See the [examples](examples/) directory for comprehensive working code:

- **[Basic Models](examples/basic_models/)** - Simple CNN and linear regression
- **[NLP Models](examples/nlp_models/)** - Transformers and HuggingFace integration  
- **[Vision Models](examples/vision_models/)** - ResNet and computer vision
- **[Edge Cases](examples/edge_cases/)** - Command line arguments and long-running demos
- **[Requirements Examples](examples/requirements_examples/)** - Custom dependency configurations

## Authentication

Keys & Caches CLI handles authentication automatically:

```bash
# First time: Browser opens for authentication
kandc python my_script.py

# Logout to clear credentials
kandc --logout
```

Credentials are stored securely in `~/.kandc/credentials.json`.

## Backend Configuration

Keys & Caches CLI connects to the production API by default. For development, you can switch to localhost:

```bash
# Production (default)
kandc python my_script.py
# → Connects to https://api.keysandcaches.com

# Development mode
export KANDC_DEV=1
kandc python my_script.py
# → Connects to http://localhost:8000

# Custom backend
export KANDC_BACKEND_URL="https://custom-api.example.com"
kandc python my_script.py
```

**Priority order:**
1. `KANDC_BACKEND_URL` environment variable (highest priority)
2. `KANDC_DEV=1` → uses localhost:8000
3. Default → uses production API

## Development

```bash
# Clone repository
git clone https://github.com/Herdora/kandc.git
cd kandc

# Install in development mode
pip install -e .

# Run tests
pytest

# Check code style
ruff check src/ examples/
```

## Publishing to PyPI

### Prerequisites
```bash
# Install build and publishing tools
pip install build twine

# Ensure you have PyPI credentials configured
# Create ~/.pypirc or use environment variables
```

### Build and Upload Process
```bash
# 1. Update version in pyproject.toml
# Edit the version field: version = "0.1.1"

# 2. Clean previous builds
rm -rf dist/ build/

# 3. Build the package
python -m build

# 4. Check the built package
twine check dist/*

# 5. Upload to Test PyPI (optional)
twine upload --repository testpypi dist/*

# 6. Upload to PyPI
twine upload dist/*
```

### Version Management
```bash
# Current version: 0.1.0
# Update pyproject.toml before each release:
# - Patch: 0.1.1 (bug fixes)
# - Minor: 0.2.0 (new features)
# - Major: 1.0.0 (breaking changes)
```

### Verification
```bash
# Test installation from PyPI
pip install kandc

# Verify it works
kandc --version
```

## Contributing

We welcome contributions!

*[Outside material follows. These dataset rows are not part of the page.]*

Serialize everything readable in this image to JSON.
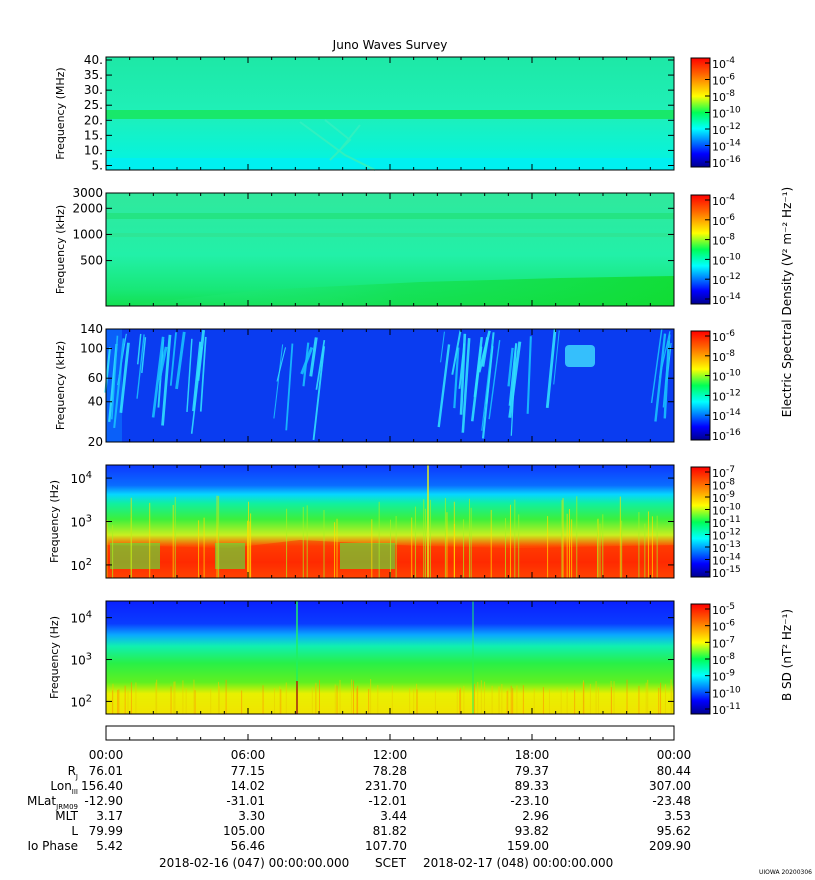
{
  "title": "Juno Waves Survey",
  "footer": {
    "start": "2018-02-16 (047) 00:00:00.000",
    "scet": "SCET",
    "end": "2018-02-17 (048) 00:00:00.000",
    "stamp": "UIOWA 20200306"
  },
  "chart_data": [
    {
      "type": "heatmap",
      "name": "panel-1",
      "ylabel": "Frequency (MHz)",
      "yscale": "linear",
      "ylim": [
        3.5,
        41
      ],
      "yticks": [
        {
          "v": 5,
          "t": "5."
        },
        {
          "v": 10,
          "t": "10."
        },
        {
          "v": 15,
          "t": "15."
        },
        {
          "v": 20,
          "t": "20."
        },
        {
          "v": 25,
          "t": "25."
        },
        {
          "v": 30,
          "t": "30."
        },
        {
          "v": 35,
          "t": "35."
        },
        {
          "v": 40,
          "t": "40."
        }
      ],
      "colorbar": {
        "ticks": [
          {
            "m": "10",
            "e": "-4"
          },
          {
            "m": "10",
            "e": "-6"
          },
          {
            "m": "10",
            "e": "-8"
          },
          {
            "m": "10",
            "e": "-10"
          },
          {
            "m": "10",
            "e": "-12"
          },
          {
            "m": "10",
            "e": "-14"
          },
          {
            "m": "10",
            "e": "-16"
          }
        ]
      }
    },
    {
      "type": "heatmap",
      "name": "panel-2",
      "ylabel": "Frequency (kHz)",
      "yscale": "log",
      "ylim": [
        150,
        3000
      ],
      "yticks": [
        {
          "v": 500,
          "t": "500"
        },
        {
          "v": 1000,
          "t": "1000"
        },
        {
          "v": 2000,
          "t": "2000"
        },
        {
          "v": 3000,
          "t": "3000"
        }
      ],
      "colorbar": {
        "ticks": [
          {
            "m": "10",
            "e": "-4"
          },
          {
            "m": "10",
            "e": "-6"
          },
          {
            "m": "10",
            "e": "-8"
          },
          {
            "m": "10",
            "e": "-10"
          },
          {
            "m": "10",
            "e": "-12"
          },
          {
            "m": "10",
            "e": "-14"
          }
        ]
      }
    },
    {
      "type": "heatmap",
      "name": "panel-3",
      "ylabel": "Frequency (kHz)",
      "yscale": "log",
      "ylim": [
        20,
        140
      ],
      "yticks": [
        {
          "v": 20,
          "t": "20"
        },
        {
          "v": 40,
          "t": "40"
        },
        {
          "v": 60,
          "t": "60"
        },
        {
          "v": 100,
          "t": "100"
        },
        {
          "v": 140,
          "t": "140"
        }
      ],
      "colorbar": {
        "ticks": [
          {
            "m": "10",
            "e": "-6"
          },
          {
            "m": "10",
            "e": "-8"
          },
          {
            "m": "10",
            "e": "-10"
          },
          {
            "m": "10",
            "e": "-12"
          },
          {
            "m": "10",
            "e": "-14"
          },
          {
            "m": "10",
            "e": "-16"
          }
        ]
      }
    },
    {
      "type": "heatmap",
      "name": "panel-4",
      "ylabel": "Frequency (Hz)",
      "yscale": "log",
      "ylim": [
        50,
        20000
      ],
      "yticks": [
        {
          "v": 100,
          "m": "10",
          "e": "2"
        },
        {
          "v": 1000,
          "m": "10",
          "e": "3"
        },
        {
          "v": 10000,
          "m": "10",
          "e": "4"
        }
      ],
      "colorbar": {
        "ticks": [
          {
            "m": "10",
            "e": "-7"
          },
          {
            "m": "10",
            "e": "-8"
          },
          {
            "m": "10",
            "e": "-9"
          },
          {
            "m": "10",
            "e": "-10"
          },
          {
            "m": "10",
            "e": "-11"
          },
          {
            "m": "10",
            "e": "-12"
          },
          {
            "m": "10",
            "e": "-13"
          },
          {
            "m": "10",
            "e": "-14"
          },
          {
            "m": "10",
            "e": "-15"
          }
        ]
      }
    },
    {
      "type": "heatmap",
      "name": "panel-5",
      "ylabel": "Frequency (Hz)",
      "yscale": "log",
      "ylim": [
        50,
        25000
      ],
      "yticks": [
        {
          "v": 100,
          "m": "10",
          "e": "2"
        },
        {
          "v": 1000,
          "m": "10",
          "e": "3"
        },
        {
          "v": 10000,
          "m": "10",
          "e": "4"
        }
      ],
      "colorbar": {
        "ticks": [
          {
            "m": "10",
            "e": "-5"
          },
          {
            "m": "10",
            "e": "-6"
          },
          {
            "m": "10",
            "e": "-7"
          },
          {
            "m": "10",
            "e": "-8"
          },
          {
            "m": "10",
            "e": "-9"
          },
          {
            "m": "10",
            "e": "-10"
          },
          {
            "m": "10",
            "e": "-11"
          }
        ]
      }
    }
  ],
  "colorbar_labels": {
    "electric": "Electric Spectral Density (V² m⁻² Hz⁻¹)",
    "magnetic": "B SD (nT² Hz⁻¹)"
  },
  "time_axis": [
    "00:00",
    "06:00",
    "12:00",
    "18:00",
    "00:00"
  ],
  "ephemeris": [
    {
      "label": "R",
      "sub": "J",
      "values": [
        "76.01",
        "77.15",
        "78.28",
        "79.37",
        "80.44"
      ]
    },
    {
      "label": "Lon",
      "sub": "III",
      "values": [
        "156.40",
        "14.02",
        "231.70",
        "89.33",
        "307.00"
      ]
    },
    {
      "label": "MLat",
      "sub": "JRM09",
      "values": [
        "-12.90",
        "-31.01",
        "-12.01",
        "-23.10",
        "-23.48"
      ]
    },
    {
      "label": "MLT",
      "sub": "",
      "values": [
        "3.17",
        "3.30",
        "3.44",
        "2.96",
        "3.53"
      ]
    },
    {
      "label": "L",
      "sub": "",
      "values": [
        "79.99",
        "105.00",
        "81.82",
        "93.82",
        "95.62"
      ]
    },
    {
      "label": "Io Phase",
      "sub": "",
      "values": [
        "5.42",
        "56.46",
        "107.70",
        "159.00",
        "209.90"
      ]
    }
  ]
}
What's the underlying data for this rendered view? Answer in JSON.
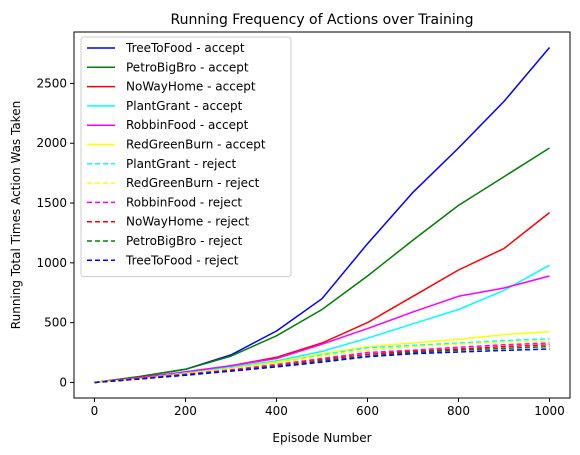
{
  "chart_data": {
    "type": "line",
    "title": "Running Frequency of Actions over Training",
    "xlabel": "Episode Number",
    "ylabel": "Running Total Times Action Was Taken",
    "xlim": [
      -45,
      1045
    ],
    "ylim": [
      -130,
      2930
    ],
    "xticks": [
      0,
      200,
      400,
      600,
      800,
      1000
    ],
    "yticks": [
      0,
      500,
      1000,
      1500,
      2000,
      2500
    ],
    "grid": false,
    "legend_position": "top-left",
    "series": [
      {
        "name": "TreeToFood - accept",
        "color": "#0000ff",
        "dash": "solid",
        "x": [
          0,
          100,
          200,
          300,
          400,
          500,
          600,
          700,
          800,
          900,
          1000
        ],
        "y": [
          0,
          50,
          110,
          230,
          430,
          700,
          1160,
          1590,
          1960,
          2350,
          2800
        ]
      },
      {
        "name": "PetroBigBro - accept",
        "color": "#008000",
        "dash": "solid",
        "x": [
          0,
          100,
          200,
          300,
          400,
          500,
          600,
          700,
          800,
          900,
          1000
        ],
        "y": [
          0,
          50,
          110,
          220,
          390,
          610,
          890,
          1190,
          1480,
          1720,
          1960
        ]
      },
      {
        "name": "NoWayHome - accept",
        "color": "#ff0000",
        "dash": "solid",
        "x": [
          0,
          100,
          200,
          300,
          400,
          500,
          600,
          700,
          800,
          900,
          1000
        ],
        "y": [
          0,
          40,
          85,
          140,
          210,
          330,
          500,
          720,
          940,
          1120,
          1420
        ]
      },
      {
        "name": "PlantGrant - accept",
        "color": "#00ffff",
        "dash": "solid",
        "x": [
          0,
          100,
          200,
          300,
          400,
          500,
          600,
          700,
          800,
          900,
          1000
        ],
        "y": [
          0,
          35,
          80,
          130,
          180,
          260,
          370,
          490,
          610,
          770,
          980
        ]
      },
      {
        "name": "RobbinFood - accept",
        "color": "#ff00ff",
        "dash": "solid",
        "x": [
          0,
          100,
          200,
          300,
          400,
          500,
          600,
          700,
          800,
          900,
          1000
        ],
        "y": [
          0,
          40,
          90,
          140,
          200,
          320,
          450,
          590,
          720,
          790,
          890
        ]
      },
      {
        "name": "RedGreenBurn - accept",
        "color": "#ffff00",
        "dash": "solid",
        "x": [
          0,
          100,
          200,
          300,
          400,
          500,
          600,
          700,
          800,
          900,
          1000
        ],
        "y": [
          0,
          30,
          70,
          120,
          170,
          240,
          300,
          330,
          360,
          400,
          425
        ]
      },
      {
        "name": "PlantGrant - reject",
        "color": "#00ffff",
        "dash": "dashed",
        "x": [
          0,
          100,
          200,
          300,
          400,
          500,
          600,
          700,
          800,
          900,
          1000
        ],
        "y": [
          0,
          35,
          80,
          120,
          160,
          230,
          290,
          310,
          330,
          350,
          365
        ]
      },
      {
        "name": "RedGreenBurn - reject",
        "color": "#ffff00",
        "dash": "dashed",
        "x": [
          0,
          100,
          200,
          300,
          400,
          500,
          600,
          700,
          800,
          900,
          1000
        ],
        "y": [
          0,
          35,
          75,
          115,
          160,
          220,
          270,
          300,
          320,
          335,
          345
        ]
      },
      {
        "name": "RobbinFood - reject",
        "color": "#ff00ff",
        "dash": "dashed",
        "x": [
          0,
          100,
          200,
          300,
          400,
          500,
          600,
          700,
          800,
          900,
          1000
        ],
        "y": [
          0,
          35,
          70,
          105,
          150,
          200,
          250,
          270,
          295,
          315,
          330
        ]
      },
      {
        "name": "NoWayHome - reject",
        "color": "#ff0000",
        "dash": "dashed",
        "x": [
          0,
          100,
          200,
          300,
          400,
          500,
          600,
          700,
          800,
          900,
          1000
        ],
        "y": [
          0,
          30,
          65,
          100,
          140,
          190,
          235,
          260,
          280,
          300,
          315
        ]
      },
      {
        "name": "PetroBigBro - reject",
        "color": "#008000",
        "dash": "dashed",
        "x": [
          0,
          100,
          200,
          300,
          400,
          500,
          600,
          700,
          800,
          900,
          1000
        ],
        "y": [
          0,
          30,
          65,
          95,
          135,
          180,
          220,
          250,
          270,
          285,
          300
        ]
      },
      {
        "name": "TreeToFood - reject",
        "color": "#0000ff",
        "dash": "dashed",
        "x": [
          0,
          100,
          200,
          300,
          400,
          500,
          600,
          700,
          800,
          900,
          1000
        ],
        "y": [
          0,
          30,
          60,
          95,
          130,
          170,
          215,
          240,
          255,
          268,
          280
        ]
      }
    ]
  }
}
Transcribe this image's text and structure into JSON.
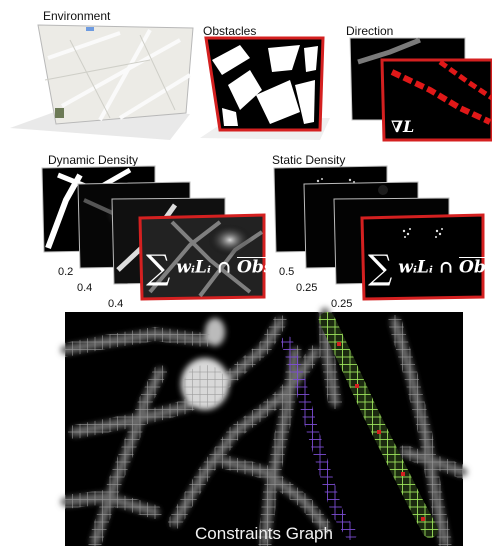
{
  "panels": {
    "environment": {
      "title": "Environment"
    },
    "obstacles": {
      "title": "Obstacles"
    },
    "direction": {
      "title": "Direction",
      "formula": "∇L"
    },
    "dynamic_density": {
      "title": "Dynamic Density",
      "weights": [
        "0.2",
        "0.4",
        "0.4"
      ],
      "formula_sum": "∑",
      "formula_terms": "wᵢLᵢ ∩ ",
      "formula_obs": "Obs"
    },
    "static_density": {
      "title": "Static Density",
      "weights": [
        "0.5",
        "0.25",
        "0.25"
      ],
      "formula_sum": "∑",
      "formula_terms": "wᵢLᵢ ∩ ",
      "formula_obs": "Obs"
    },
    "constraints_graph": {
      "title": "Constraints Graph"
    }
  },
  "colors": {
    "frame_red": "#d42020",
    "direction_arrow": "#e01818",
    "grid_purple": "#7a4bd0",
    "grid_green": "#9be05a",
    "grid_gray": "#8c8c8c"
  }
}
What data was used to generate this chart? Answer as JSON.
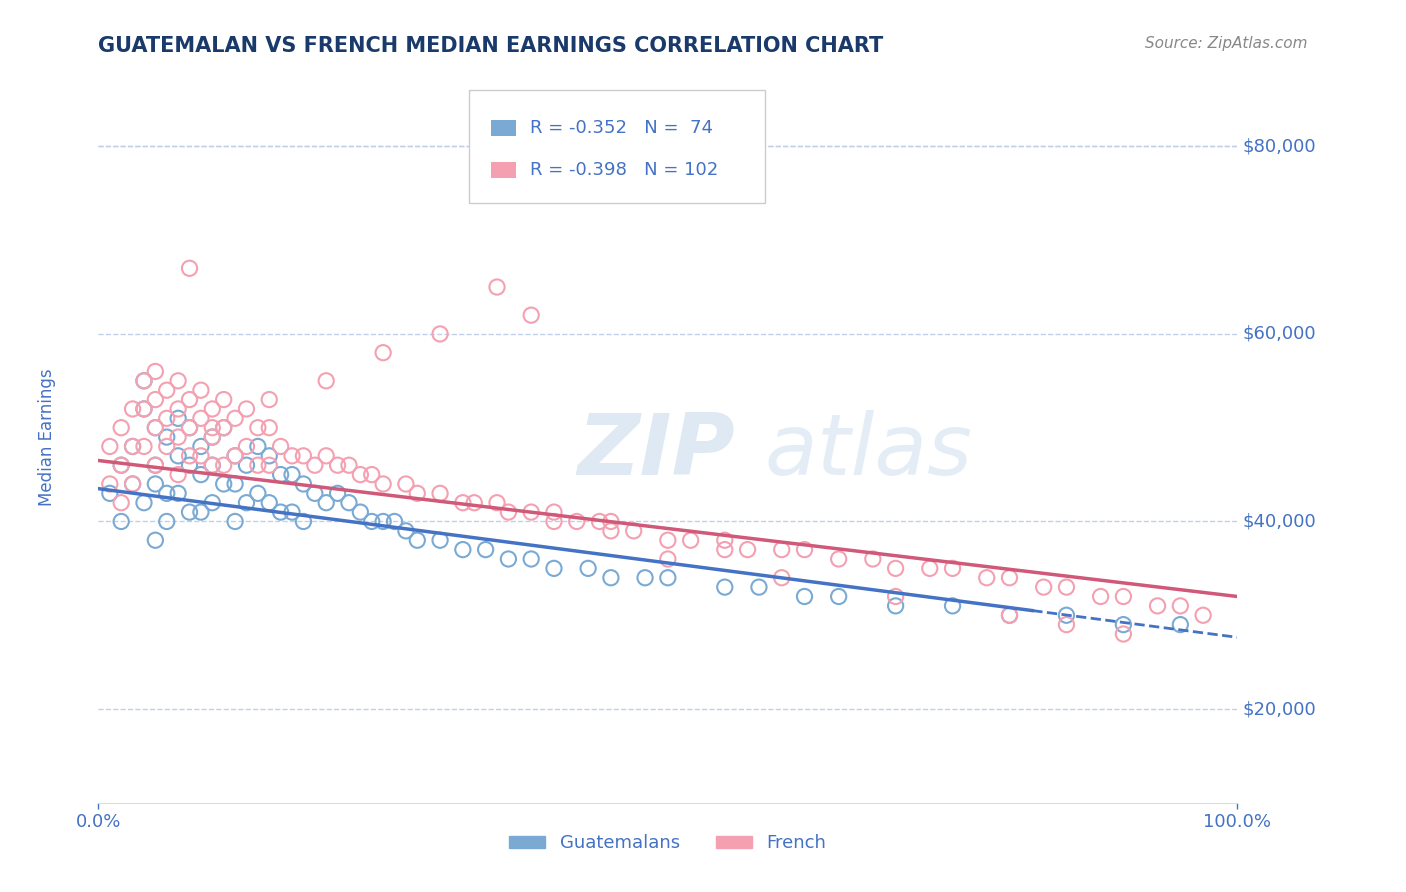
{
  "title": "GUATEMALAN VS FRENCH MEDIAN EARNINGS CORRELATION CHART",
  "source_text": "Source: ZipAtlas.com",
  "ylabel": "Median Earnings",
  "watermark_zip": "ZIP",
  "watermark_atlas": "atlas",
  "legend_r1": "R = -0.352",
  "legend_n1": "N =  74",
  "legend_r2": "R = -0.398",
  "legend_n2": "N = 102",
  "legend_label1": "Guatemalans",
  "legend_label2": "French",
  "xlim": [
    0.0,
    1.0
  ],
  "ylim": [
    10000,
    88000
  ],
  "yticks": [
    20000,
    40000,
    60000,
    80000
  ],
  "title_color": "#1a3a6b",
  "axis_label_color": "#4472c4",
  "tick_color": "#4472c4",
  "grid_color": "#c0d0e8",
  "scatter_color_blue": "#7aaad4",
  "scatter_color_pink": "#f4a0b0",
  "trend_color_blue": "#4472c4",
  "trend_color_pink": "#d05878",
  "bg_color": "#ffffff",
  "guatemalan_x": [
    0.01,
    0.02,
    0.02,
    0.03,
    0.03,
    0.04,
    0.04,
    0.04,
    0.05,
    0.05,
    0.05,
    0.05,
    0.06,
    0.06,
    0.06,
    0.07,
    0.07,
    0.07,
    0.08,
    0.08,
    0.08,
    0.09,
    0.09,
    0.09,
    0.1,
    0.1,
    0.1,
    0.11,
    0.11,
    0.12,
    0.12,
    0.12,
    0.13,
    0.13,
    0.14,
    0.14,
    0.15,
    0.15,
    0.16,
    0.16,
    0.17,
    0.17,
    0.18,
    0.18,
    0.19,
    0.2,
    0.21,
    0.22,
    0.23,
    0.24,
    0.25,
    0.26,
    0.27,
    0.28,
    0.3,
    0.32,
    0.34,
    0.36,
    0.38,
    0.4,
    0.43,
    0.45,
    0.48,
    0.5,
    0.55,
    0.58,
    0.62,
    0.65,
    0.7,
    0.75,
    0.8,
    0.85,
    0.9,
    0.95
  ],
  "guatemalan_y": [
    43000,
    46000,
    40000,
    44000,
    48000,
    52000,
    55000,
    42000,
    50000,
    46000,
    44000,
    38000,
    49000,
    43000,
    40000,
    51000,
    47000,
    43000,
    50000,
    46000,
    41000,
    48000,
    45000,
    41000,
    49000,
    46000,
    42000,
    50000,
    44000,
    47000,
    44000,
    40000,
    46000,
    42000,
    48000,
    43000,
    47000,
    42000,
    45000,
    41000,
    45000,
    41000,
    44000,
    40000,
    43000,
    42000,
    43000,
    42000,
    41000,
    40000,
    40000,
    40000,
    39000,
    38000,
    38000,
    37000,
    37000,
    36000,
    36000,
    35000,
    35000,
    34000,
    34000,
    34000,
    33000,
    33000,
    32000,
    32000,
    31000,
    31000,
    30000,
    30000,
    29000,
    29000
  ],
  "french_x": [
    0.01,
    0.01,
    0.02,
    0.02,
    0.02,
    0.03,
    0.03,
    0.03,
    0.04,
    0.04,
    0.04,
    0.05,
    0.05,
    0.05,
    0.05,
    0.06,
    0.06,
    0.06,
    0.07,
    0.07,
    0.07,
    0.07,
    0.08,
    0.08,
    0.08,
    0.09,
    0.09,
    0.09,
    0.1,
    0.1,
    0.1,
    0.11,
    0.11,
    0.11,
    0.12,
    0.12,
    0.13,
    0.13,
    0.14,
    0.14,
    0.15,
    0.15,
    0.16,
    0.17,
    0.18,
    0.19,
    0.2,
    0.21,
    0.22,
    0.23,
    0.24,
    0.25,
    0.27,
    0.28,
    0.3,
    0.32,
    0.33,
    0.35,
    0.36,
    0.38,
    0.4,
    0.42,
    0.44,
    0.45,
    0.47,
    0.5,
    0.52,
    0.55,
    0.57,
    0.6,
    0.62,
    0.65,
    0.68,
    0.7,
    0.73,
    0.75,
    0.78,
    0.8,
    0.83,
    0.85,
    0.88,
    0.9,
    0.93,
    0.95,
    0.97,
    0.35,
    0.38,
    0.3,
    0.25,
    0.2,
    0.15,
    0.1,
    0.08,
    0.5,
    0.6,
    0.45,
    0.55,
    0.4,
    0.7,
    0.8,
    0.85,
    0.9
  ],
  "french_y": [
    48000,
    44000,
    50000,
    46000,
    42000,
    52000,
    48000,
    44000,
    55000,
    52000,
    48000,
    56000,
    53000,
    50000,
    46000,
    54000,
    51000,
    48000,
    55000,
    52000,
    49000,
    45000,
    53000,
    50000,
    47000,
    54000,
    51000,
    47000,
    52000,
    49000,
    46000,
    53000,
    50000,
    46000,
    51000,
    47000,
    52000,
    48000,
    50000,
    46000,
    50000,
    46000,
    48000,
    47000,
    47000,
    46000,
    47000,
    46000,
    46000,
    45000,
    45000,
    44000,
    44000,
    43000,
    43000,
    42000,
    42000,
    42000,
    41000,
    41000,
    40000,
    40000,
    40000,
    39000,
    39000,
    38000,
    38000,
    38000,
    37000,
    37000,
    37000,
    36000,
    36000,
    35000,
    35000,
    35000,
    34000,
    34000,
    33000,
    33000,
    32000,
    32000,
    31000,
    31000,
    30000,
    65000,
    62000,
    60000,
    58000,
    55000,
    53000,
    50000,
    67000,
    36000,
    34000,
    40000,
    37000,
    41000,
    32000,
    30000,
    29000,
    28000
  ],
  "trendline_blue_x0": 0.0,
  "trendline_blue_y0": 43500,
  "trendline_blue_x1": 0.82,
  "trendline_blue_y1": 30500,
  "trendline_pink_x0": 0.0,
  "trendline_pink_y0": 46500,
  "trendline_pink_x1": 1.0,
  "trendline_pink_y1": 32000,
  "trendline_blue_dash_x0": 0.82,
  "trendline_blue_dash_x1": 1.0
}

Please see [Development Guide](docs/development.md) for details.

## Support

- **📧 Email**: [contact@herdora.com](mailto:contact@herdora.com)
- **🐛 Issues**: [GitHub Issues](https://github.com/Herdora/kandc/issues)
- **💬 Discussions**: [GitHub Discussions](https://github.com/Herdora/kandc/discussions)

## License

MIT License - see [LICENSE](LICENSE) for details.